Incremental or moderate change will not suffice

to reduce the avoidable harm – mounting deaths and illness and a continually worsening national substance use epidemic – predictable from an entitlement system entirely without capacity to provide the needed services yet funded and entrusted to provide treatment to vulnerable Americans trapped in substance use epidemics. No more than moderate change would be helpful to stop harm caused by any fraudulent healthcare practice that promises treatment and provides instead harmful practices or at best no benefit.


Radical, fundamental change will be necessary to begin to stop the deaths and other harms caused by a healthcare “treatment” system most accurately portrayed as a lethal criminal scam.

That will require strong voices unafraid to say, and keep saying, “No, wait, that’s not right, that is not true”, dissenting voices, more and more of them.

Demand for change won’t come from the entitled, the comfortable, the beneficiaries of made-up truths, of social pathology and doxa.
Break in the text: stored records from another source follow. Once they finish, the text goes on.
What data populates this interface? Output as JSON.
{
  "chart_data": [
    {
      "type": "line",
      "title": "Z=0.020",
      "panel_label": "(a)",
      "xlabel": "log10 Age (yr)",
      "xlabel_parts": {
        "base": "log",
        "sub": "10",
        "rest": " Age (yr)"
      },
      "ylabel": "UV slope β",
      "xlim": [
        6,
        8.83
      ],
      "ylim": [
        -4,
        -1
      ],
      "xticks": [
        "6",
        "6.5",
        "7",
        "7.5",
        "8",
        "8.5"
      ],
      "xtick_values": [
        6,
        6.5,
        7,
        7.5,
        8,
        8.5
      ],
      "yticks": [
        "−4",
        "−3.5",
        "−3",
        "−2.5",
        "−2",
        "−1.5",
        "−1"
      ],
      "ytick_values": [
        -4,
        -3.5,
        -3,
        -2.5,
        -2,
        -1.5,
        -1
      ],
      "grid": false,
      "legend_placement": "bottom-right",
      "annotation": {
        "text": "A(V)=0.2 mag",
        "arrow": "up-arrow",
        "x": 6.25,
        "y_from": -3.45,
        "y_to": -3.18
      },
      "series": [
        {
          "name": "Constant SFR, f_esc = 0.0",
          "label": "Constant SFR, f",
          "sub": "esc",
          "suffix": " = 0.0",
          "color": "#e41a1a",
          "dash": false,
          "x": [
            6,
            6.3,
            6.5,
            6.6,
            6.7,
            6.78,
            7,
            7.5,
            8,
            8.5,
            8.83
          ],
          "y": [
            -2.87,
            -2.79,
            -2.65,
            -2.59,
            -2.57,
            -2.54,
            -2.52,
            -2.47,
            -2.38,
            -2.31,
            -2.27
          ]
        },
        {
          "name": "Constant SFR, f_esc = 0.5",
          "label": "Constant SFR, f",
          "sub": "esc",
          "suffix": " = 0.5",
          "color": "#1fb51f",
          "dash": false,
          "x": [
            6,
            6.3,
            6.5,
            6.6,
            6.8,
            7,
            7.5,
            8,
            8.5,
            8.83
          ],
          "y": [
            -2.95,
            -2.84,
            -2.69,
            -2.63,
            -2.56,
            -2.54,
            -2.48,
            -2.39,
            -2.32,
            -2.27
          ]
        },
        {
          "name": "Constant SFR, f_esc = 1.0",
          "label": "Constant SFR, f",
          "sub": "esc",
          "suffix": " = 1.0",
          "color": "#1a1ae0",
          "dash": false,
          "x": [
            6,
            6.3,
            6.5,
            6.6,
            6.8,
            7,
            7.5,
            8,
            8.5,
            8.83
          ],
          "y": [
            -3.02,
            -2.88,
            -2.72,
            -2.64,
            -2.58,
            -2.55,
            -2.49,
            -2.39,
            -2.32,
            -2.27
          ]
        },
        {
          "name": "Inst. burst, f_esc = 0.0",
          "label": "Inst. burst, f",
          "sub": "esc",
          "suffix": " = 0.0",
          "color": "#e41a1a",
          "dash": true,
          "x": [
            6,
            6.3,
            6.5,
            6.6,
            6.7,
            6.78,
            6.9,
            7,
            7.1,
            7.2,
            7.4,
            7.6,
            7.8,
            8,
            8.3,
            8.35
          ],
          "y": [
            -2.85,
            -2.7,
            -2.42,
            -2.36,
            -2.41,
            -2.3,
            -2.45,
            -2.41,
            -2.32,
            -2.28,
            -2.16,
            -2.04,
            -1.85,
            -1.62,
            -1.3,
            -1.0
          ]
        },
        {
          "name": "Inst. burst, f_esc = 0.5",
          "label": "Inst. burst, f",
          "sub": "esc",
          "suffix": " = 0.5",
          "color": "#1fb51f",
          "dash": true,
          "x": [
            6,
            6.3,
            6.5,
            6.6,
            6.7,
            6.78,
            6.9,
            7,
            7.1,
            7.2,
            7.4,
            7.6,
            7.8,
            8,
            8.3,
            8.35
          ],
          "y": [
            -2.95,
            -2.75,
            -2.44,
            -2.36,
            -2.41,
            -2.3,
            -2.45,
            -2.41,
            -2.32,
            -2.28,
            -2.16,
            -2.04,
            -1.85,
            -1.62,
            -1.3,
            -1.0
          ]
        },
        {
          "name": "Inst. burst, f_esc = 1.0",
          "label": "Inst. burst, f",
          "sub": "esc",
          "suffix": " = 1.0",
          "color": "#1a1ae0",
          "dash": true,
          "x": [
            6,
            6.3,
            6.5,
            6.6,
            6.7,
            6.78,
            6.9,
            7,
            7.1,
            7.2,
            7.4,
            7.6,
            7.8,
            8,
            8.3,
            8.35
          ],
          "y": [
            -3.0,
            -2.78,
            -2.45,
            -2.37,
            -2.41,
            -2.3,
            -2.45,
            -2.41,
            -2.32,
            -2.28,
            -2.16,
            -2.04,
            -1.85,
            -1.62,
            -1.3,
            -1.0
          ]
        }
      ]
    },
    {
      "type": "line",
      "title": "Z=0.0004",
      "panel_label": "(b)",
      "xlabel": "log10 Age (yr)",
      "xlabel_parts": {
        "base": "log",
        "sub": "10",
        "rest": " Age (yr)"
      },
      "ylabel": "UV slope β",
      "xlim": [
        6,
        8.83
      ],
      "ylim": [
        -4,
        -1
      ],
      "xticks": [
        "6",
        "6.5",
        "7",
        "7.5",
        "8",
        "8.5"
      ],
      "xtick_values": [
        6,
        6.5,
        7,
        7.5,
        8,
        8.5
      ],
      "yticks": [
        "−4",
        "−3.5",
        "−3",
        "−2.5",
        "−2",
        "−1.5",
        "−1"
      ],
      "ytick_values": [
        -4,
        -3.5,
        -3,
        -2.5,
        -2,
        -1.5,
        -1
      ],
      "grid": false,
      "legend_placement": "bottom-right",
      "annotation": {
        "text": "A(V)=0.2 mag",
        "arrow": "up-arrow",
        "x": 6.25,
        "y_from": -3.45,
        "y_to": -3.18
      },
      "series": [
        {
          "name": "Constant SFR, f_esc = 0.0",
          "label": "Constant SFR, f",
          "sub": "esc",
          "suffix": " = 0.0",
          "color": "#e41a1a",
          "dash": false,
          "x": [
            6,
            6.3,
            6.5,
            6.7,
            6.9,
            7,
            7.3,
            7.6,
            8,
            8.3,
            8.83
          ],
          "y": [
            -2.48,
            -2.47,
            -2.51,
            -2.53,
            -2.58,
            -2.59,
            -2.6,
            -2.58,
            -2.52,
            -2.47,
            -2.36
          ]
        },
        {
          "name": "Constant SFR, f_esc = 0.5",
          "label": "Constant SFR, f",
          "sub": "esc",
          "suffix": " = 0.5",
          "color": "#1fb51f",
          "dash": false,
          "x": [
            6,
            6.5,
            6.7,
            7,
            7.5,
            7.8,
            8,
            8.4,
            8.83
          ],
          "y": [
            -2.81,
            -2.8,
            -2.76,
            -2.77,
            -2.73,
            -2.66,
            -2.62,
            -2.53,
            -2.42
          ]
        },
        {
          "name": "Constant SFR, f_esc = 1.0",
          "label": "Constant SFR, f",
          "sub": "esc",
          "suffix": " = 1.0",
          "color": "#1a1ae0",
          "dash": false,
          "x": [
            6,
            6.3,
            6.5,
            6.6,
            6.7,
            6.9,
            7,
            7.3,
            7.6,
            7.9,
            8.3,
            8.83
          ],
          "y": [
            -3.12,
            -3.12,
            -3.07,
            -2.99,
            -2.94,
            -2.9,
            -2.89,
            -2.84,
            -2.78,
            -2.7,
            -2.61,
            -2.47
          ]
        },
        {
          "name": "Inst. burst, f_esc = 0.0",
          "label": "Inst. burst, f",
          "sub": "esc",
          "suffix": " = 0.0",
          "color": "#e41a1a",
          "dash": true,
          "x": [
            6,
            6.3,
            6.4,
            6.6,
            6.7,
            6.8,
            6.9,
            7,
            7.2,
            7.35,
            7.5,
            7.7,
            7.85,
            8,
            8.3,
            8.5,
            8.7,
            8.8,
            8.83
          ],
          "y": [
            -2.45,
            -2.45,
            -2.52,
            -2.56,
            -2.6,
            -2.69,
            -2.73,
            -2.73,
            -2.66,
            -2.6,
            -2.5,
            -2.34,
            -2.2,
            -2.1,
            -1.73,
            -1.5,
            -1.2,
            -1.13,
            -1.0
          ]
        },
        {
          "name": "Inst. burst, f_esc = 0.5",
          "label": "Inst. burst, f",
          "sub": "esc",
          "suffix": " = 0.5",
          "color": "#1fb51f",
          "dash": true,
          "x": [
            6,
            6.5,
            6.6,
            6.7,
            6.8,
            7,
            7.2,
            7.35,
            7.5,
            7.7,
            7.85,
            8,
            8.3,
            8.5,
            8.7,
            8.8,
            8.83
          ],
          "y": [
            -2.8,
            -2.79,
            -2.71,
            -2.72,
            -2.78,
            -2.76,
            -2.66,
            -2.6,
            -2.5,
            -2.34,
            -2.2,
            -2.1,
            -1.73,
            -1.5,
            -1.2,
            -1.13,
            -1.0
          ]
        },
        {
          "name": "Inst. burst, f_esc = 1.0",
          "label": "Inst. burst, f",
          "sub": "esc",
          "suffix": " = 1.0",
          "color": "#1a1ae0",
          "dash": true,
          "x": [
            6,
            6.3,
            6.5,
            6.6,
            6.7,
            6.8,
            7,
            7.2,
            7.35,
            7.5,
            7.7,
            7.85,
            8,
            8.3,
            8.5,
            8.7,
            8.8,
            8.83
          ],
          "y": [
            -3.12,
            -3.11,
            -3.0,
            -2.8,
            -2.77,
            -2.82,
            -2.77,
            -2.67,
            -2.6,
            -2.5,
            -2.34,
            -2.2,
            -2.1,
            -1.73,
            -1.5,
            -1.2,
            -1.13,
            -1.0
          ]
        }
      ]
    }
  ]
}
It will come from the harmed, the fed up, the courageous, renegades.

Why A Critical Discourse?

Because an uncontrolled epidemic of desperate and deadly use of pain-numbing opioid drugs is just the most visible of America’s lethal crises of drug misuse, suicide, depression, of obesity and sickness, of social illness. Because the matrix of health experts and institutions constructed and identified by mass media as trusted authorities – publicly funded and entrusted to protect public health – instead collude to fabricate false assurances like those that created an opioid crisis, while promising medical cures that never come and can never come, while epidemics worsen. Because the “journalists” responsible for protecting public well-being have failed to fight for truth, traded that duty away for their careers, their abdication and cowardice rewarded daily in corporate news offices, attempts to expose that failure and their fabrications punished.

Open, critical examination, exposure, and deconstruction of their lethal matrix of fabrications is a matter of survival, is cure for mass illness and crisis, demands of us a critical discourse.

Crisis is a necessary condition for a questioning of doxa, but is not in itself a sufficient condition for the production of a critical discourse.